Must have the joy of the Lord is a very deep part of revival. Taste and see that the Lord is good. The Lord is good. You must know it. It's part of revival. You must have it, the joy of the Lord. Many do not understand the beauty of the Lord. Must have the joy indescribable. Peace that passes understanding. God is love who dwells amongst us with love poured out. Must know the joy. Without it, there cannot be that depth of revival that God desires. Must know it. Must have it. Must know the joy of the Lord. It is your strength of revival.
Let's pray. Lord, thank you so much for inviting us to revival. Oh, how you yearn to be gracious. You called us that we might yearn for you, that we might long, for that which God does is beautiful and joyous and glorious. That you would open our eyes to see how beautiful is the wonder of God's presence and how ugly is this thing that you would say to this thing, "Get out of my life. I don't want you are standing in the way. This hidden secret thing is standing in the way. I don't want this anymore. I want glory. I want revival.

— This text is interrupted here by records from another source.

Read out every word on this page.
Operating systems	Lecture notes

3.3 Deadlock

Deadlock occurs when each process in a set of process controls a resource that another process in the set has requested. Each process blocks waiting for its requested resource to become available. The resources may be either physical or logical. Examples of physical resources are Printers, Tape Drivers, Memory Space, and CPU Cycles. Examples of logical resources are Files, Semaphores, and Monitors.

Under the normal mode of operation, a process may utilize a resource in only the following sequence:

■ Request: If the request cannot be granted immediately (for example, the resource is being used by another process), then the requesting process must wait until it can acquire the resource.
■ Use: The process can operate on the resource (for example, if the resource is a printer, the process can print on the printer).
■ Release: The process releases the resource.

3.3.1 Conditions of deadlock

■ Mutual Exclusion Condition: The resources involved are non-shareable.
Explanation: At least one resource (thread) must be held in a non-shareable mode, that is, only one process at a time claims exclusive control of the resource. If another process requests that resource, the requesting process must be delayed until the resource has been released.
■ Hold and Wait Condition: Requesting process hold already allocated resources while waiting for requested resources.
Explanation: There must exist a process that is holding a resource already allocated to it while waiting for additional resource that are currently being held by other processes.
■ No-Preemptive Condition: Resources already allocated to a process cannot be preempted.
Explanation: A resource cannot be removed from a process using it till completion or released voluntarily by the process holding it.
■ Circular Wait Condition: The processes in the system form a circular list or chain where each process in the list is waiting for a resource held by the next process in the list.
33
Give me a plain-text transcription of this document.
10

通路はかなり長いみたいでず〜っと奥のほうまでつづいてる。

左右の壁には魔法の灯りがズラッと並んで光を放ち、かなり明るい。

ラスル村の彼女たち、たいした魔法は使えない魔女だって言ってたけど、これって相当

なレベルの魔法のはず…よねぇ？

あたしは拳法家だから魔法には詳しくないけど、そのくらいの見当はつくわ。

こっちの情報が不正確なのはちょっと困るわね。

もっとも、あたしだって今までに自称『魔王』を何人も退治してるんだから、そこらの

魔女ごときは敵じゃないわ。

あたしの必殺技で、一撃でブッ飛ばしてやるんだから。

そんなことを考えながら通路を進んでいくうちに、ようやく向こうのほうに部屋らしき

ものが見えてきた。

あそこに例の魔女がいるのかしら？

I want true, authentic, genuine revival. I want God to be my Father. I want the joy of the Lord to be known to me. I want to taste and see that the Lord is good."
Church, is that your heart, your prayer, your desire, would you raise your hand as a way of just expressing that to God? That's my desire. That's what I want. I want true, genuine, authentic move of God. Let there be a revival in my heart. I want to know the glory and the beauty, that joy that I know is the strength of my faith. Let it be God in my heart. May it be, in Jesus' name, and everyone said. Can we give God praise and glory and honor?